AJGO
Thursday 25th August 2011 2:47pm [Edited]
London
4,987 posts
Shall we have a vote? Don't think some of the 'worst' jokes were worse than some of the 'funniest'..
(Link from Tony Cowards )
Dave's funniest:
1. Nick Helm: "I needed a password eight characters long so I picked Snow White and the Seven Dwarves."
2. Tim Vine: "Crime in multi-storey car parks. That is wrong on so many different levels."
3. Hannibal Buress: "People say 'I'm taking it one day at a time.' You know what? So is everybody. That's how time works."
4. Tim Key: "Drive Thru McDonalds was more expensive than I thought...once you've hired the car..."
5. Matt Kirshen: "I was playing chess with my friend and he said, "Let's make this interesting". So we stopped playing chess."

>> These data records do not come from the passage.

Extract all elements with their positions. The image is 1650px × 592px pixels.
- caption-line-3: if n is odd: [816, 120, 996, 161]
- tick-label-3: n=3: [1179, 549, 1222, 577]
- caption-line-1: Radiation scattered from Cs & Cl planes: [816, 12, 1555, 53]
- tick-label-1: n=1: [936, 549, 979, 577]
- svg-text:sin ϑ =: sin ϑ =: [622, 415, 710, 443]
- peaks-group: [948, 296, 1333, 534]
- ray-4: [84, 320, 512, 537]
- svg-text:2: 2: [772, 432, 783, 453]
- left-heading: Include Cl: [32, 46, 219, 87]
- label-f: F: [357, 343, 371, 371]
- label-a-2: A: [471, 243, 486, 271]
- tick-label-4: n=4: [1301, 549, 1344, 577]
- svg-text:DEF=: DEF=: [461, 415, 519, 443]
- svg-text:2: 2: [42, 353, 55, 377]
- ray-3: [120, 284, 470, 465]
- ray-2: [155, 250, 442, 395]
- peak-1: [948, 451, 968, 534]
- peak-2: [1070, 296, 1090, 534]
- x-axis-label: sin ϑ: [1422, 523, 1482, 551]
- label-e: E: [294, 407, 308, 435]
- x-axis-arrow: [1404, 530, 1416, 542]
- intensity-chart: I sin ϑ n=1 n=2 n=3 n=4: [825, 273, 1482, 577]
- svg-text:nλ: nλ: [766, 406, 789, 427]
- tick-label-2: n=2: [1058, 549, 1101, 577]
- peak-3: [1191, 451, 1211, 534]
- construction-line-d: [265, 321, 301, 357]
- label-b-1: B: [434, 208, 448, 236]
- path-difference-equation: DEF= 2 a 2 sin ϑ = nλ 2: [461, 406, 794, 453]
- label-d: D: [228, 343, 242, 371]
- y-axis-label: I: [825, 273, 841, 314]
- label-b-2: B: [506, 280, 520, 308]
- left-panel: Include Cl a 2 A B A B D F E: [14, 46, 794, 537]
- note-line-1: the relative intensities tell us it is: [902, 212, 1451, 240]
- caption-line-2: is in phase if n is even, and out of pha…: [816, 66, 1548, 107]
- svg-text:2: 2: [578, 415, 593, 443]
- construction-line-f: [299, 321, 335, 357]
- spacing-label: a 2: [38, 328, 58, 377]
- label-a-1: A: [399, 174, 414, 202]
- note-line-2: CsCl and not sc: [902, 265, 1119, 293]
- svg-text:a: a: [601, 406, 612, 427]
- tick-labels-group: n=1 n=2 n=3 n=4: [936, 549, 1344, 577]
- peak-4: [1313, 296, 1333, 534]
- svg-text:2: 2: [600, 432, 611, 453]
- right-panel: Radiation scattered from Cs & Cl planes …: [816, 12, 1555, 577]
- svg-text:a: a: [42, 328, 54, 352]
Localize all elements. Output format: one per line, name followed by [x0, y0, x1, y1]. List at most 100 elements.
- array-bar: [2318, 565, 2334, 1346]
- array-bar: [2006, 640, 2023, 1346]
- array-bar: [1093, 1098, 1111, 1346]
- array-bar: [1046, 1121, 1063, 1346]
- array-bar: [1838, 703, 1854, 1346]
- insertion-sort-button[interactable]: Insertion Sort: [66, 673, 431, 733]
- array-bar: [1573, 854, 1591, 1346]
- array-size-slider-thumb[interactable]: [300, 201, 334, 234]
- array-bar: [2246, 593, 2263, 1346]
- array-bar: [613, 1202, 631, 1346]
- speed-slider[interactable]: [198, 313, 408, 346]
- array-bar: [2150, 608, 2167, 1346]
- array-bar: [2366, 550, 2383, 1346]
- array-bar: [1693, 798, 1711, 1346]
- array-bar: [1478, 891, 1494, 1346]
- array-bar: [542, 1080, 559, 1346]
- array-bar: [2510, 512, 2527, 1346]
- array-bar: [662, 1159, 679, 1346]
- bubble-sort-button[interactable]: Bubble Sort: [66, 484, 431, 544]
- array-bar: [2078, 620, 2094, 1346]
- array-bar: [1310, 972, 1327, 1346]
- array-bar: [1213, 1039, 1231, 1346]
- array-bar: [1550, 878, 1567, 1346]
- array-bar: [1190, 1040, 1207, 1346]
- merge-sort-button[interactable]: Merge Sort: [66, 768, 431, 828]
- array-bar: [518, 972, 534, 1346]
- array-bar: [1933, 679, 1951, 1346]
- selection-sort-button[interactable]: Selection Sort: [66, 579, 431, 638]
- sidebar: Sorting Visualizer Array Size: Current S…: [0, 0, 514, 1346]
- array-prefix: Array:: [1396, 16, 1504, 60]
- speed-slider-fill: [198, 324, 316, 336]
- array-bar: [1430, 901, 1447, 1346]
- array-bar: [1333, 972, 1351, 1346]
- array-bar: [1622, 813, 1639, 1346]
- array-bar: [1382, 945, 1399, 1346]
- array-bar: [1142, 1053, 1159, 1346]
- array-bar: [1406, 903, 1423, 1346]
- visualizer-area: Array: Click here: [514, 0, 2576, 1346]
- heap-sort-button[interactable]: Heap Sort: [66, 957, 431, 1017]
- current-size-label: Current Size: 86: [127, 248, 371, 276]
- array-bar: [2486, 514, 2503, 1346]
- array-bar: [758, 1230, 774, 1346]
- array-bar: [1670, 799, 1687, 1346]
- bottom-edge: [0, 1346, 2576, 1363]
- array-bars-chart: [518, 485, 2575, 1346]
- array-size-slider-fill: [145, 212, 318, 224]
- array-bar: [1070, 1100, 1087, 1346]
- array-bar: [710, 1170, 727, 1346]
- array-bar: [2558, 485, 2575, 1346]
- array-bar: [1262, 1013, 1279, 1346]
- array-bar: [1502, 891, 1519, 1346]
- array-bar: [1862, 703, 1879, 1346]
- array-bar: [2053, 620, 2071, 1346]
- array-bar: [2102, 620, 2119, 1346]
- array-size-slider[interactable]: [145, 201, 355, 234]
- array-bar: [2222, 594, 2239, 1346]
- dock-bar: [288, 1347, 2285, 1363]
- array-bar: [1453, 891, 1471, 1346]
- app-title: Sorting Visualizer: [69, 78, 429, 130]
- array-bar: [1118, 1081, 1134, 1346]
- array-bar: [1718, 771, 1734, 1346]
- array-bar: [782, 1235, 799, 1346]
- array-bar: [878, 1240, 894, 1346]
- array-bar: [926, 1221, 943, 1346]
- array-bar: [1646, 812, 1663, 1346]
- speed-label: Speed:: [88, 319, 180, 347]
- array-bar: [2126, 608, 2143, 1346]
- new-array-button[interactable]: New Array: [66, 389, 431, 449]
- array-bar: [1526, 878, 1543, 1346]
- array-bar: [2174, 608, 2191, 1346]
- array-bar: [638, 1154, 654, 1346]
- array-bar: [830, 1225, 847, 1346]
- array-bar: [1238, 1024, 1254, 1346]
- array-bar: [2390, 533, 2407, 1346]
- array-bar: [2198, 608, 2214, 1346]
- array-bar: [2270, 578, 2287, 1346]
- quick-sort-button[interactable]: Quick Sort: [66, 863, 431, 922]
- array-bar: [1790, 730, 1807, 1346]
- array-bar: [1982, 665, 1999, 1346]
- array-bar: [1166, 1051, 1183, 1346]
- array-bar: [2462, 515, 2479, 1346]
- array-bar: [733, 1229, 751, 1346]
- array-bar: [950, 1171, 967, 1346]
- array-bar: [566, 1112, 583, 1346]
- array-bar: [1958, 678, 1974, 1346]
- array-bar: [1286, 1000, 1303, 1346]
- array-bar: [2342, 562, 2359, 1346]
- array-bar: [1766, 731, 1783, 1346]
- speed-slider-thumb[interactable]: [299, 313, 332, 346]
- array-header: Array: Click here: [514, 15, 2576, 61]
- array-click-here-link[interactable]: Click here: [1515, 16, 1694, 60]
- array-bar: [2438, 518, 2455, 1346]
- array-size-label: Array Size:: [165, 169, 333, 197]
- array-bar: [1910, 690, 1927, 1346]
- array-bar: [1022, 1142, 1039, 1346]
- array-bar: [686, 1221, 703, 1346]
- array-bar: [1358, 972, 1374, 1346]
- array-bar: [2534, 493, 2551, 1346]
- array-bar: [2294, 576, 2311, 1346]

6. Sarah Millican: "My mother told me, you don't have to put anything in your mouth you don't want to. Then she made me eat broccoli, which felt like double standards."
7. Alan Sharp: "I was in a band which we called The Prevention, because we hoped people would say we were better than The Cure."
8. Mark Watson: "Someone asked me recently - what would I rather give up, food or sex. Neither! I'm not falling for that one again, wife."
9. Andrew Lawrence: "I admire these phone hackers. I think they have a lot of patience. I can't even be bothered to check my OWN voicemails."
10. DeAnne Smith: "My friend died doing what he loved... Heroin."
Dave's 'some of the' worst:
Paul Daniels: "I said to a fella 'is there a B&Q in Henley' He said "No, there's an H, an E, an N an L and a Y..."
Tim Vine: "Uncle Ben has died. No more Mr Rice Guy."
Vladimir McTavish: "The Lockerbie bomber put Lockerbie on the map, well he nearly took it off it too."
Josh Howie: "I've got nothing against the Chinese. Don't get me Wong."
Card Ninja: "I went to see this show and the guy said 'Hey kid do you like magic?' And I said 'Yeah!' So he asked if I wanted to see a trick and I said 'Yeah!' So he said 'think of a number, times it by 2 and if it's odd...' Oh no, he's a MATHmagician!"
Tom Webb: "Due to the economy, profiteroles will now be called deficiteroles."
Nathan Caton: "Postcode wars? That sounds like a really shit BBC game show."
Andrew Bird: "My wife's eating for two. She's not pregnant, just schizophrenic."
Mark Olver: "During my first murder I was like a dyslexic having my back teeth removed... losing my morals."
Andrew O'Neill: "A song for the colour blind: "And I think to myself...why did I become a bomb disposal expert?"